I’ve been dating a wonderful girl. She is witty, intelligent, adventurous, talented, and above all she loves God in a way that I really see as a gift. She has a true passion for Him. It stirs my heart to pursue Him through her example. At the same time, I believe I could lead her spiritually in marriage. We’ve dated for the better part of this year and are now looking at marriage.
Yet I find myself backing up quickly. I have a pride issue. I’m a good-looking, guitar-playing, God-loving man. I’ve never dated anyone else, and I find myself wanting to know who else is out there. I keep telling myself to stay put, but my prodigal son-like heart wants to leave.
I know I’m being petty and stupid. She is truly an awesome woman, but my heart isn’t in it anymore. The heart is deceitful above all things, and I’m trying to work through that, but I cannot seem to change it. I’ve been praying over this a lot. Any help you could offer would be appreciated.
I don’t believe this is a case of “cold feet,” based on the content you share about your heart struggles.
If you want to leave, you better do it now. And that is exactly my advice, for her sake and for yours. Simply put, you are not ready for any level of serious relationship, much less marriage.
The good news is you can get yourself ready, but it will require time and the transforming work of God’s Spirit in your life. Until you get some critical things settled in your heart, you need to put your relationship pursuits on hold. Adding a girl to the mix only hurts her and confuses you.
No, at the moment you could not lead this young woman spiritually. But eventually, you can lead her or any other woman.
I want to make this clear: It is OK to not be ready for marriage. It is not OK to never be ready for marriage. There’s no shame in needing to mature, as long as we recognize it and do something about it (see “Brother, You’re Like a Six” and “Man Enough to Love a Real Woman“).
You need to mature, as a young man and as a believer. You need to discover who you really are in Christ, which has nothing to do with the outward self (meaning appearances and musical abilities in your case) and everything to do with the inward self.
I am not saying that you must rid yourself completely of sin before you pursue a relationship, but it is critical that you address the issue of “wondering who else is out there.”

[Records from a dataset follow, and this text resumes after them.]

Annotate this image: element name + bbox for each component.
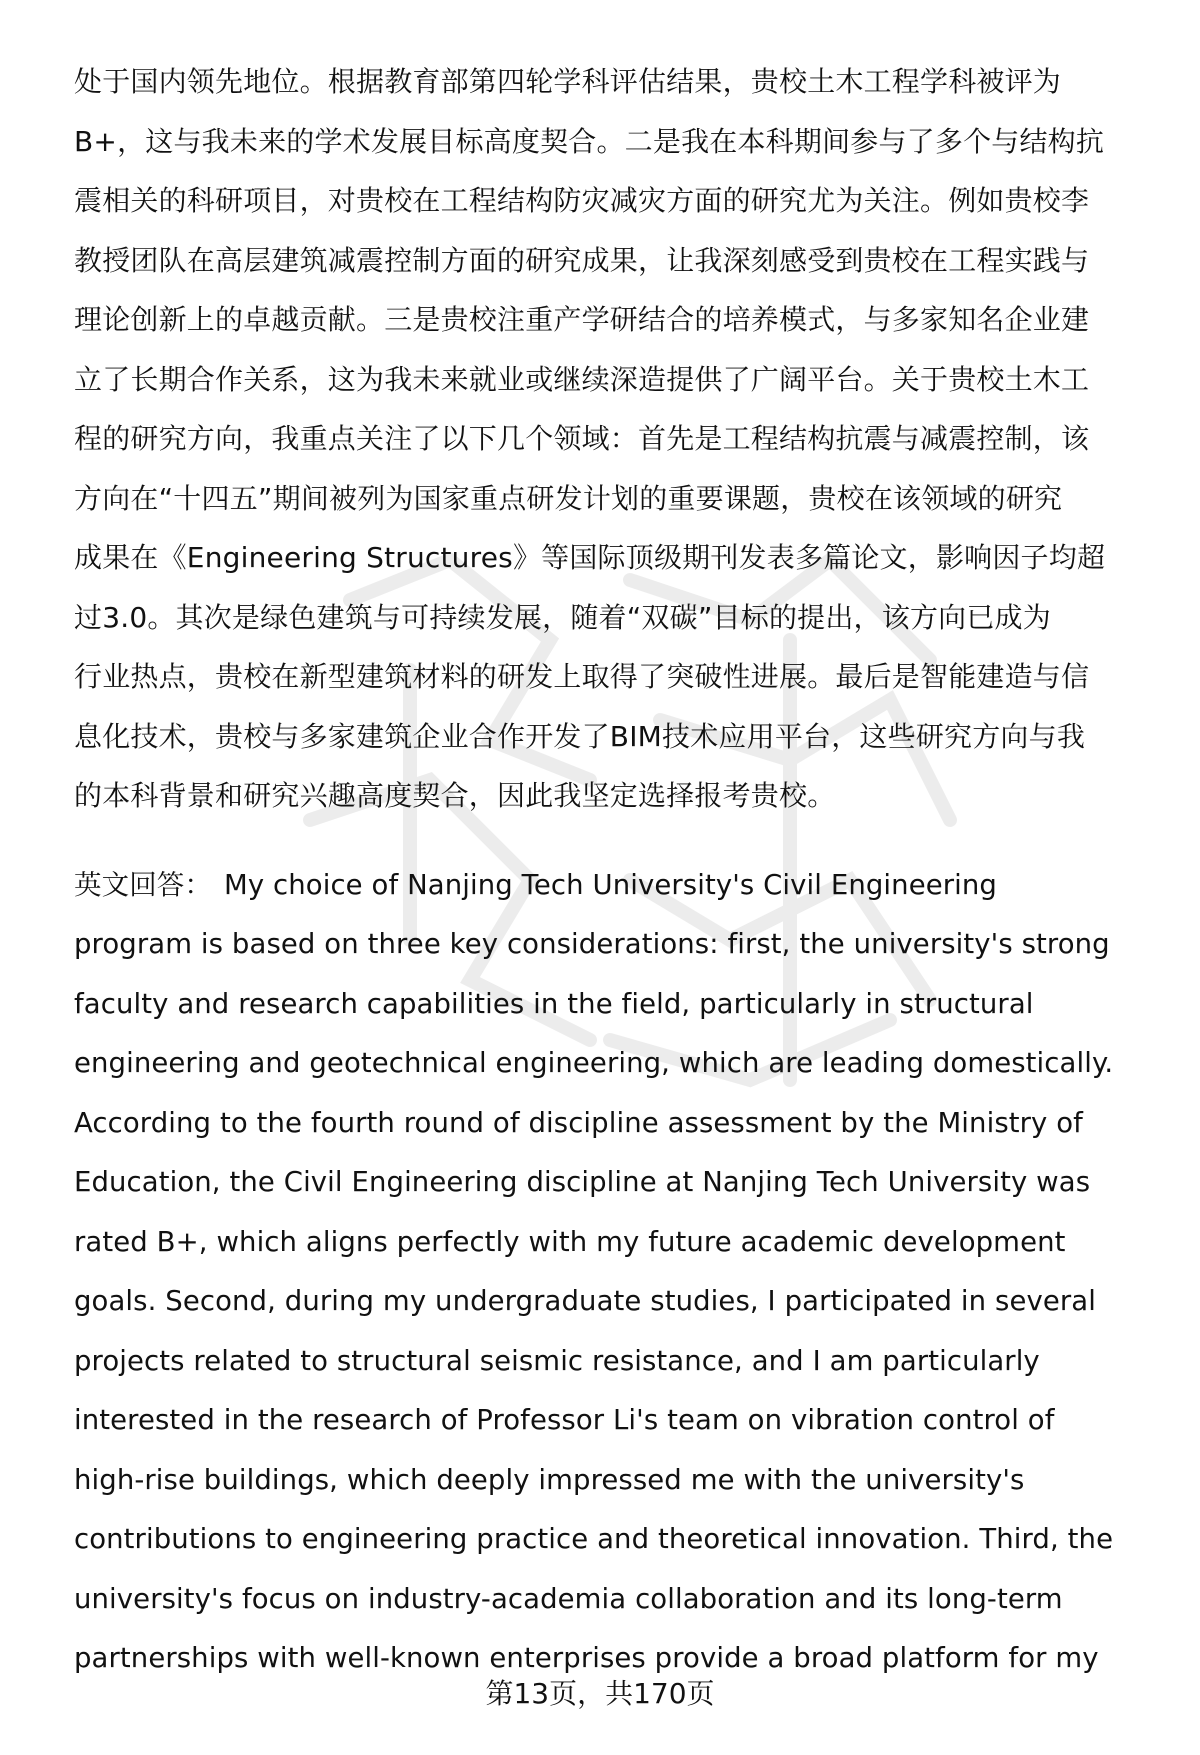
english-answer-line: high-rise buildings, which deeply impressed me with the university's bbox=[74, 1463, 1025, 1496]
english-answer-line: faculty and research capabilities in the field, particularly in structural bbox=[74, 987, 1034, 1020]
english-answer-label: 英文回答： bbox=[74, 868, 212, 901]
english-answer-line: engineering and geotechnical engineering, which are leading domestically. bbox=[74, 1047, 1114, 1079]
english-answer-line: rated B+, which aligns perfectly with my future academic development bbox=[74, 1225, 1066, 1258]
chinese-answer-line: 成果在《Engineering Structures》等国际顶级期刊发表多篇论文，影响因子均超 bbox=[74, 541, 1106, 574]
document-body bbox=[74, 52, 1154, 1689]
chinese-answer-line: B+，这与我未来的学术发展目标高度契合。二是我在本科期间参与了多个与结构抗 bbox=[74, 124, 1105, 158]
chinese-answer-line: 方向在“十四五”期间被列为国家重点研发计划的重要课题，贵校在该领域的研究 bbox=[74, 481, 1063, 515]
english-answer-line: university's focus on industry-academia collaboration and its long-term bbox=[74, 1582, 1063, 1615]
chinese-answer-line: 过3.0。其次是绿色建筑与可持续发展，随着“双碳”目标的提出，该方向已成为 bbox=[74, 600, 1051, 634]
english-answer-line: goals. Second, during my undergraduate studies, I participated in several bbox=[74, 1285, 1096, 1317]
english-answer-line: partnerships with well-known enterprises provide a broad platform for my bbox=[74, 1642, 1099, 1674]
chinese-answer-line: 处于国内领先地位。根据教育部第四轮学科评估结果，贵校土木工程学科被评为 bbox=[74, 65, 1062, 98]
english-answer-line: interested in the research of Professor Li's team on vibration control of bbox=[74, 1404, 1055, 1436]
chinese-answer-line: 立了长期合作关系，这为我未来就业或继续深造提供了广阔平台。关于贵校土木工 bbox=[74, 362, 1090, 396]
english-answer-line: contributions to engineering practice and theoretical innovation. Third, the bbox=[74, 1523, 1114, 1555]
chinese-answer-paragraph bbox=[74, 52, 1154, 826]
chinese-answer-line: 震相关的科研项目，对贵校在工程结构防灾减灾方面的研究尤为关注。例如贵校李 bbox=[74, 184, 1090, 217]
chinese-answer-line: 行业热点，贵校在新型建筑材料的研发上取得了突破性进展。最后是智能建造与信 bbox=[74, 660, 1090, 693]
chinese-answer-line: 教授团队在高层建筑减震控制方面的研究成果，让我深刻感受到贵校在工程实践与 bbox=[74, 243, 1090, 277]
chinese-answer-line: 理论创新上的卓越贡献。三是贵校注重产学研结合的培养模式，与多家知名企业建 bbox=[74, 303, 1090, 336]
chinese-answer-line: 息化技术，贵校与多家建筑企业合作开发了BIM技术应用平台，这些研究方向与我 bbox=[74, 719, 1086, 753]
english-answer-line: projects related to structural seismic resistance, and I am particularly bbox=[74, 1344, 1040, 1377]
chinese-answer-line: 程的研究方向，我重点关注了以下几个领域：首先是工程结构抗震与减震控制，该 bbox=[74, 422, 1090, 455]
chinese-answer-line: 的本科背景和研究兴趣高度契合，因此我坚定选择报考贵校。 bbox=[74, 779, 836, 812]
english-answer-line: Education, the Civil Engineering discipline at Nanjing Tech University was bbox=[74, 1166, 1091, 1198]
english-answer-line: My choice of Nanjing Tech University's Civil Engineering bbox=[224, 868, 997, 901]
english-answer-first-line bbox=[74, 856, 1154, 916]
english-answer-line: program is based on three key considerations: first, the university's strong bbox=[74, 928, 1110, 960]
english-answer-line: According to the fourth round of discipline assessment by the Ministry of bbox=[74, 1106, 1083, 1139]
page-number-footer: 第13页，共170页 bbox=[485, 1677, 715, 1710]
english-answer-paragraph bbox=[74, 856, 1154, 1689]
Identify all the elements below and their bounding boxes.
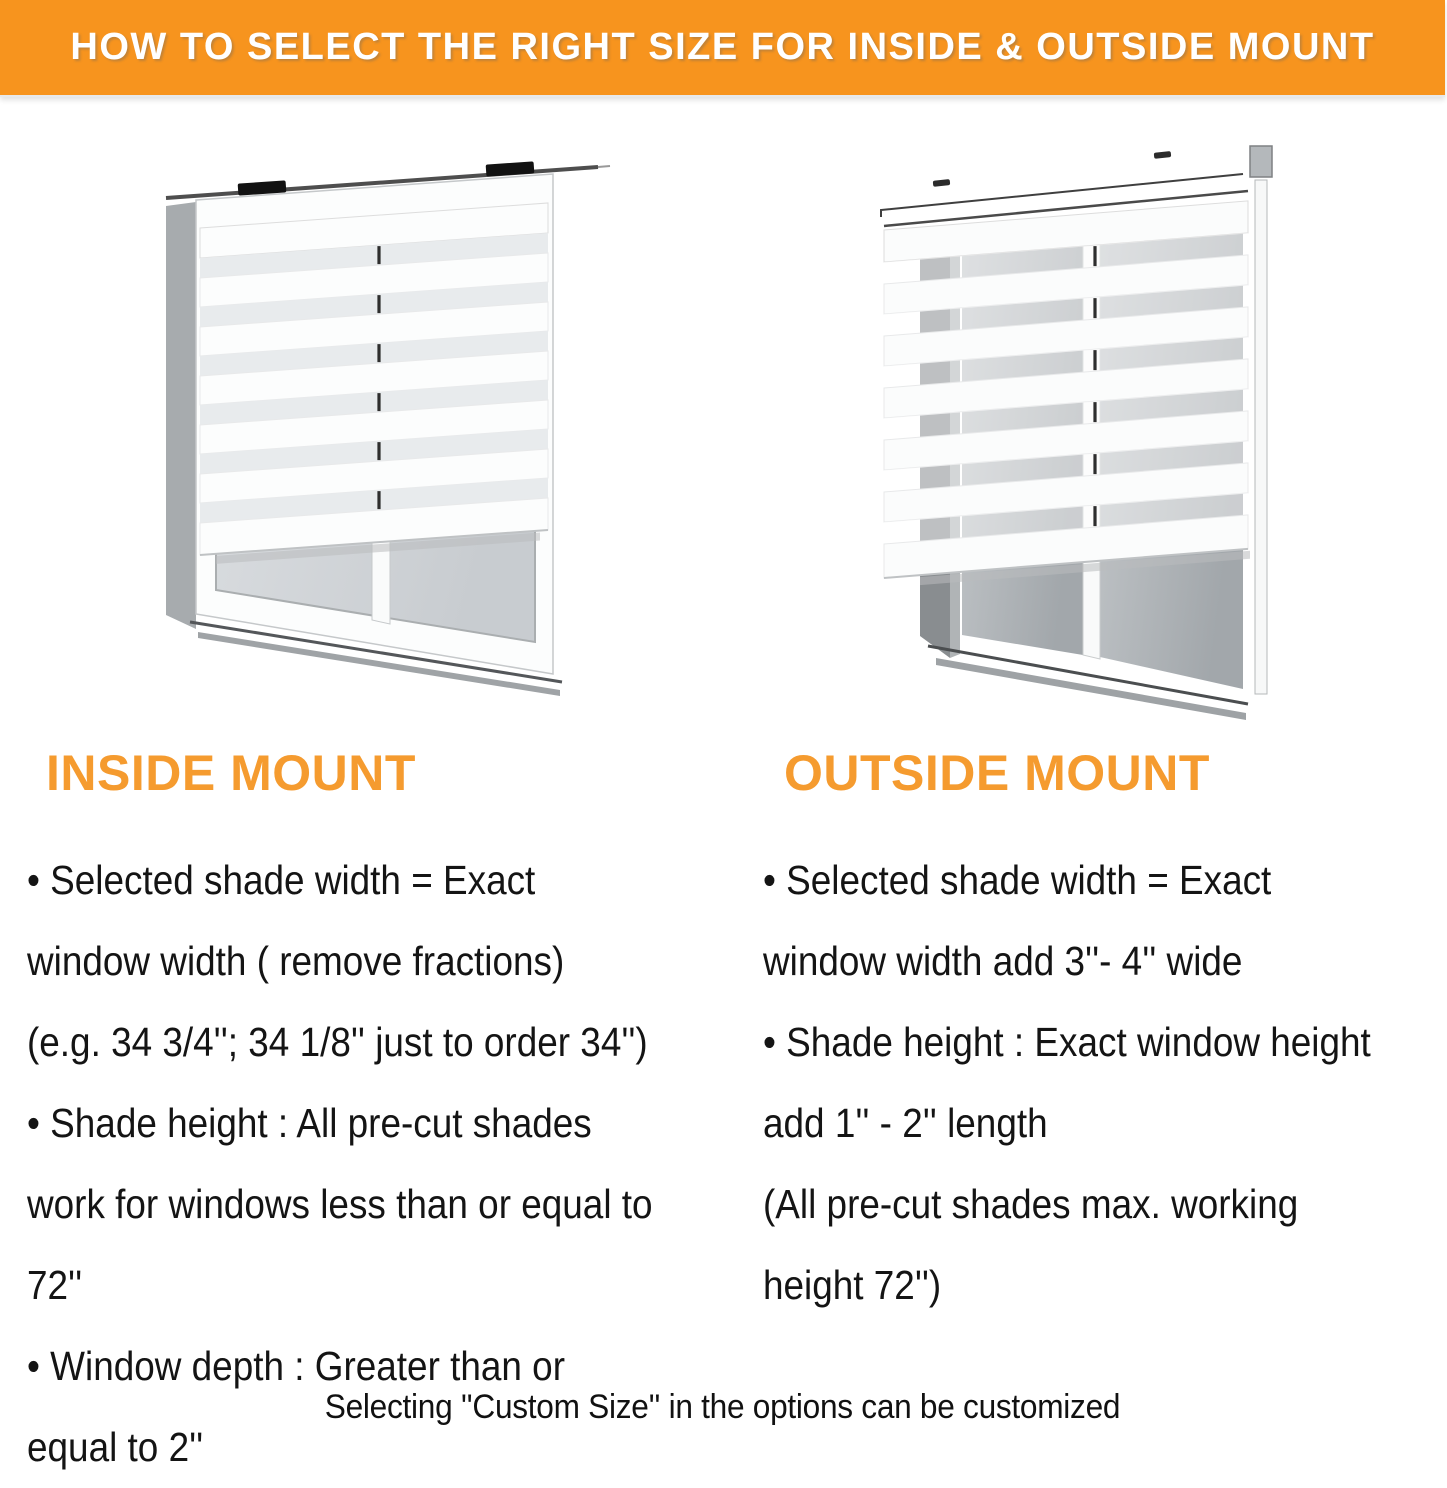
zebra-shade (884, 191, 1250, 585)
page-title: HOW TO SELECT THE RIGHT SIZE FOR INSIDE & OUTSIDE MOUNT (70, 26, 1375, 68)
bullet-line: (All pre-cut shades max. working (763, 1181, 1299, 1227)
header-banner (0, 0, 1445, 97)
outside-mount-heading: OUTSIDE MOUNT (784, 745, 1210, 801)
bullet-line: equal to 2'' (27, 1424, 204, 1470)
bullet-line: add 1'' - 2'' length (763, 1100, 1048, 1146)
bullet-line: window width add 3''- 4'' wide (763, 938, 1243, 984)
bullet-line: • Window depth : Greater than or (27, 1343, 565, 1389)
custom-size-note: Selecting ''Custom Size'' in the options can be customized (324, 1388, 1121, 1426)
bullet-line: 72'' (27, 1262, 83, 1308)
zebra-shade (200, 203, 548, 564)
inside-mount-illustration (150, 142, 620, 702)
bullet-line: (e.g. 34 3/4''; 34 1/8'' just to order 34'') (27, 1019, 648, 1065)
bullet-line: • Shade height : Exact window height (763, 1019, 1371, 1065)
bullet-line: work for windows less than or equal to (27, 1181, 653, 1227)
outside-mount-illustration (858, 138, 1318, 748)
bullet-line: • Shade height : All pre-cut shades (27, 1100, 592, 1146)
inside-mount-heading: INSIDE MOUNT (46, 745, 416, 801)
bullet-line: height 72'') (763, 1262, 942, 1308)
outside-mount-instructions (763, 840, 1447, 1326)
bullet-line: • Selected shade width = Exact (27, 857, 536, 903)
bullet-line: window width ( remove fractions) (27, 938, 565, 984)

The question is not whether there is someone else “out there.” For the rest of your life, the answer is yes; there are thousands of others “out there.” The other side of the fence is not lacking any green grass.
The more pertinent question is, why do you care who else is out there?
You’ve got to come to a place where you are grateful, excited and entirely content with the gift of another person in your life. But where pride is blooming in the heart, there is no room for true gratefulness.
I have found in my own life the best cure for pride is a good dose of perspective. Understanding that every good gift — whether a talent, wisdom, food, a job, a roof or a spouse — comes from the very hand of God, and I’ve done nothing to deserve it, causes my heart to well with gratitude.
I want to encourage you. I believe you’re sincere in your desire to change. That’s the kind of heart that God can work with. This is a good thing.
Start asking God to help you be thankful, and start thanking Him more often. Ask Him to give you better perspective. Confess your sin to Him as you have to us in your note. Receive His forgiveness and start the journey of transformation.
Be honest with your girlfriend and tell her that you are in no way ready for what will be required of you in a thriving relationship. Tell her you need time to make some changes, that it has nothing to do with her and everything to do with you. Tell her that to keep moving forward in the relationship would be detrimental to everyone involved.
This will obviously rock the boat, but not nearly as much as what would happen down the road if this decision isn’t made now. I know this will be difficult, but it’s the right thing to do, and God will honor your decision.